Cheveldayoff is not that dull to have meant this — because the trend has been in place since before Day 1 in Winnipeg — and he actually corrected himself later in the press conference about running a team that seems magnetized to .500 hockey.
“We always ask ourselves internally, be it Claude and myself whenever we chatted… ‘Why .500? Why one ahead, one back?’ ” Cheveldayoff said later Sunday. “Two ahead, two back? It was obviously something we’ve talked about tremendously and will continue to be talked about until we can get it going in the right direction.”
What went unsaid Sunday is if Maurice can’t change this mentality in the organization and especially in the dressing room, he is bound to fail at everything else.
2. Experience
“He’s coached a lot of different types of teams, he’s had experience with both veteran players and young players and has had success with both,” Cheveldayoff said. “He’s experienced both sides of things. He’s experienced success, he’s experienced failure. He’s battle-hardened. He’s energetic and chomping at the bit to get back in the National Hockey League. Someone with a lot of experience will be invaluable to us as we continue to evaluate what we have here and what changes in the future might be necessary.”
Experience is by far the most important element in the GM’s choice on who takes over. Noel had many ideas, theories, and he was a thinker.
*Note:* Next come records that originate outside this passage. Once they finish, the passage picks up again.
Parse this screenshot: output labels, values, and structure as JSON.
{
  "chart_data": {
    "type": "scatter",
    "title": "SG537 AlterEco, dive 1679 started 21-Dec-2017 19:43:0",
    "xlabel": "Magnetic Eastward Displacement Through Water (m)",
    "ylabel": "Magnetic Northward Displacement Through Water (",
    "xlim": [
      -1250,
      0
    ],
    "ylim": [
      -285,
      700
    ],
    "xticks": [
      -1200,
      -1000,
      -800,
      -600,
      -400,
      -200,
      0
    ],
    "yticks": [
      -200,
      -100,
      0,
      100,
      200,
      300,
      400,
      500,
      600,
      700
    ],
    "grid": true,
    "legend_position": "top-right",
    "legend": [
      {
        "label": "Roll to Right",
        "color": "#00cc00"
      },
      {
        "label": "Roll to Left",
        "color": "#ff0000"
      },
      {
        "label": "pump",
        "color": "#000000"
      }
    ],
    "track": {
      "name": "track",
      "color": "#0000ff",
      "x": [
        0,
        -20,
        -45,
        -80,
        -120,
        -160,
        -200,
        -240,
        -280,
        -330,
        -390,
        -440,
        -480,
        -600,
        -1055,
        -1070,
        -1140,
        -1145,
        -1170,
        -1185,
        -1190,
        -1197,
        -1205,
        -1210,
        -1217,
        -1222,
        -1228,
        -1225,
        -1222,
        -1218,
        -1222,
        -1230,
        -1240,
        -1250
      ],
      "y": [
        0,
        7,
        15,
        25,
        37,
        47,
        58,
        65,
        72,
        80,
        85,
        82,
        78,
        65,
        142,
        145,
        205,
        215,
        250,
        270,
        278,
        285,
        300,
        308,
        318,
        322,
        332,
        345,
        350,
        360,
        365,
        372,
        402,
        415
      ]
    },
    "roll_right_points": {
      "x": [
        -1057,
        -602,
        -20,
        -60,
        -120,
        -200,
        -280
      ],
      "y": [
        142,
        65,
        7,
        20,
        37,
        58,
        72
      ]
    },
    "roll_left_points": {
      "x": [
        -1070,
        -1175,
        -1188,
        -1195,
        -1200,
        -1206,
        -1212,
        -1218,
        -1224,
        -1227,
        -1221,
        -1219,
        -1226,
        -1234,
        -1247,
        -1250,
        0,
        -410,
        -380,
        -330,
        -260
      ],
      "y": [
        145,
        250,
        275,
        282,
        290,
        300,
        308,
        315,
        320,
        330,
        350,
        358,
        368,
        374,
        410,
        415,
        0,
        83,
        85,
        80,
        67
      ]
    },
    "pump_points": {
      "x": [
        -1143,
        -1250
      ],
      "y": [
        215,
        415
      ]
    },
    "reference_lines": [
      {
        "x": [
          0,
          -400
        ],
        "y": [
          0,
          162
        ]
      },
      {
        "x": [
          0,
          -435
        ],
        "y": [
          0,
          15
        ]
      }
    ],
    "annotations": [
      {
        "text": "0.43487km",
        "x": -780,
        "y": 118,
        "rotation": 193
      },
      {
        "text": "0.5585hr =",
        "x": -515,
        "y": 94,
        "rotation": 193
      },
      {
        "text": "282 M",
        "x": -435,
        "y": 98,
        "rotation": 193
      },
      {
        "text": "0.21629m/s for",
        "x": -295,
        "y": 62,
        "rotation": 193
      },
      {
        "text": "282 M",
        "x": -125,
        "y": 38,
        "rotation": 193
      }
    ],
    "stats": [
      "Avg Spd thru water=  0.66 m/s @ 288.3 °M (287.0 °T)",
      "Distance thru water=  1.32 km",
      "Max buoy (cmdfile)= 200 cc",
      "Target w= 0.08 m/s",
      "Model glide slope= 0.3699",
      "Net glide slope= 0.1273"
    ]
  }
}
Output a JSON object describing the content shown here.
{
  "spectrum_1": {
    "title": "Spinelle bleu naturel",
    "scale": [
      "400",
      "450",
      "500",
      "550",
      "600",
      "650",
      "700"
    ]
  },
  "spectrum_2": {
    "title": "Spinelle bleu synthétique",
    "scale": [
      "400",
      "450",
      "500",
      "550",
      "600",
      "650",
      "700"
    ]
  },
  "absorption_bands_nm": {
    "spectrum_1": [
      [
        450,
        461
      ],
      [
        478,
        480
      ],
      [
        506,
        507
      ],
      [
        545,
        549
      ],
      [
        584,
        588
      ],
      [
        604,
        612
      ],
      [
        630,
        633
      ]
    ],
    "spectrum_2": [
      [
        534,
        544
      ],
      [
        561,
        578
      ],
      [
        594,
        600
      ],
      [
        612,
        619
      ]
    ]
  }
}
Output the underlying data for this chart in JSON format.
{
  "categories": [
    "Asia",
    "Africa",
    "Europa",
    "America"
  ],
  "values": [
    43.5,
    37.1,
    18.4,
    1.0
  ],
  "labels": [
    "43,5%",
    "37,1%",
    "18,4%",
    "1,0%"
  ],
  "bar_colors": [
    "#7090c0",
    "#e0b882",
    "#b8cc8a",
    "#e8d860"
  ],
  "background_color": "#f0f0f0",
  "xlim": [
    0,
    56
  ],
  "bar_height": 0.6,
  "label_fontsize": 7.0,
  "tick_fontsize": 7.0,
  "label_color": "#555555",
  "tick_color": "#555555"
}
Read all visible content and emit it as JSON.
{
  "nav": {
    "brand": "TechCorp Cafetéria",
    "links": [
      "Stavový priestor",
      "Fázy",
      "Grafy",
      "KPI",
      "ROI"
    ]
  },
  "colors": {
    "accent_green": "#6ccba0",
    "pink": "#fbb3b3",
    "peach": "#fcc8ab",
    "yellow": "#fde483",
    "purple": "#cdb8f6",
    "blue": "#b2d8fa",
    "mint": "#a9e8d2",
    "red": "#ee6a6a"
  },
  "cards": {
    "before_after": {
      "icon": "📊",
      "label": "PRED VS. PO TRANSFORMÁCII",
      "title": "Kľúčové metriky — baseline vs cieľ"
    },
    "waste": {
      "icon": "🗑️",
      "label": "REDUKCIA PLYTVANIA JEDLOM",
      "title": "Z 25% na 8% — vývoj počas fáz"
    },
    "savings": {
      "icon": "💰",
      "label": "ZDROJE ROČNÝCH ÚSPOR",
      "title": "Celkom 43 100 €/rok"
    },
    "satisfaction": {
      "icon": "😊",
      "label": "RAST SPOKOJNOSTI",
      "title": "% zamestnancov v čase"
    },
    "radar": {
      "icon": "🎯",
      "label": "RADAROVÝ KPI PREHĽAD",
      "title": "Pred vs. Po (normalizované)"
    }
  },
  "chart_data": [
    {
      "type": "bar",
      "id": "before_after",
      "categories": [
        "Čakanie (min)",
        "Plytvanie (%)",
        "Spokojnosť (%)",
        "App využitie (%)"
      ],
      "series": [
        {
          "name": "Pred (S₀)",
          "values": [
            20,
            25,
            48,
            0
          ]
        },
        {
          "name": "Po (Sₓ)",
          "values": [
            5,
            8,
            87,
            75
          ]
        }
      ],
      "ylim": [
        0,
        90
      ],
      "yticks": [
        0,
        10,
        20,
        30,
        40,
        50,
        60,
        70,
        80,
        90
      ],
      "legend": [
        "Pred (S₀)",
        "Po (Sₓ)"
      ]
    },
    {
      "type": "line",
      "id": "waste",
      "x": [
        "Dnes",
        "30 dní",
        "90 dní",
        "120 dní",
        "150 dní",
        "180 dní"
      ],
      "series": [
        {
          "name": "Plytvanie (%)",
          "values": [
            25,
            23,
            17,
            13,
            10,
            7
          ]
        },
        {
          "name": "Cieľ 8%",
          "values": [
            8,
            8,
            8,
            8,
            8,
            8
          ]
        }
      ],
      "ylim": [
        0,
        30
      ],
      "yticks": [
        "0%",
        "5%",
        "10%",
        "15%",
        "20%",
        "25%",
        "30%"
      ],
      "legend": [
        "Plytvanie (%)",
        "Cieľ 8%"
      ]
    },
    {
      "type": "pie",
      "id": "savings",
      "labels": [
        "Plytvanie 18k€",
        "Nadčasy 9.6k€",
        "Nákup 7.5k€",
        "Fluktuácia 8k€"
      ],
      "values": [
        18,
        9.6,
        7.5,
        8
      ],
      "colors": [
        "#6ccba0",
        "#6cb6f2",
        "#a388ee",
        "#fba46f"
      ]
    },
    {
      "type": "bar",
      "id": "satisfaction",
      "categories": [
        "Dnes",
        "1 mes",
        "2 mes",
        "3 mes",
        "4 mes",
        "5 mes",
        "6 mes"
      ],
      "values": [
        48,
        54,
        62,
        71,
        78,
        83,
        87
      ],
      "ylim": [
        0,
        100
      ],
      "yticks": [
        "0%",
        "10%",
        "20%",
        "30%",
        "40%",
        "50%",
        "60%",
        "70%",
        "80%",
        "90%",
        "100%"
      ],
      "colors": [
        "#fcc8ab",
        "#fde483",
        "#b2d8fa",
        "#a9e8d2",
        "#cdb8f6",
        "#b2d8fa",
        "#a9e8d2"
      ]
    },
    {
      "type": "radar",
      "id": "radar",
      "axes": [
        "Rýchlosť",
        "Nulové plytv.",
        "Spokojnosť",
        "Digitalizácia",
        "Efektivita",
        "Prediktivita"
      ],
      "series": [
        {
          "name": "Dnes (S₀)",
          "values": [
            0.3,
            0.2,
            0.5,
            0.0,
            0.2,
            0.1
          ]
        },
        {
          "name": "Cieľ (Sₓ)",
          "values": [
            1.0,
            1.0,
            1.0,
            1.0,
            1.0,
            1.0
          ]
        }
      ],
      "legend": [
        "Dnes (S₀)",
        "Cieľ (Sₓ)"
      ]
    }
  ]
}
Maurice has those assets, but also more than 1,000 games coached in the NHL and by all reports, is wise and confident enough to know when it’s time to raise the roof and when it’s time to build bridges.
Given the roster, it’s certain Cheveldayoff had no option but to find experience for this job and this time. And a pair of eyes from outside the True North and Cheveldayoff world might not be a bad thing.
3. The Players
Cheveldayoff addressed the players after giving Noel and Pearn the bad news. “The nuts and bolts are going to stay within the room,” the GM said. “But, generally speaking, any time good people lose their opportunities at their job there’s responsibility that has to be taken by everybody. We talked long about that. We talked about the life of being in professional sports and the accountability and levels people are held to in those regards. We talked that it’s not always fair, but there are some realities, and each and every one of them and all of us have to look at how we can be better and see where maybe we would have done some things differently and not get to this point.”
If the GM was that nice and polite about it, it would be discouraging. The right message would have been to be offended by their collective work and to play up the accountability angle that seemed so important to this club as it broke training camp in the fall. If you’ll recall, they used the word quite a bit.
4. Interim?
Nobody said the word “interim” but on evaluation, this sounds like interim.
“With the timing of everything, we’ve agreed to a contract to the end of the season right now,” the GM said. “We’ve agreed we’ll continue to talk. The biggest thing for us was getting him in here. We don’t have anything on paper. We have a handshake over the phone.”
Maurice is said to be confident and eager to get back to the coaching wars. Some think the actual deal will be for longer than what was said, but is it that far-fetched to think Cheveldayoff isn’t keeping his options open for the coming summer when a wider range of good candidates might be available?
5. Responsibility
Cheveldayoff was asked if to this point, he’d done everything he could to help the fired Noel.
He took some ownership.
“If I’m being honest, I’d say no,” he said. “For me, I’ve sat back over the course of 24 hours and sat there saying, ‘Can I do something else? What else can I do?’ What I have to be cognizant of is that I don’t do something that pushes the franchise backwards from an asset standpoint.
“Again, this is not without responsibility on my side, too. I ultimately made the call.”
In other words, he’s knows he’s wearing some of this, he’s changing coaches but not philosophy.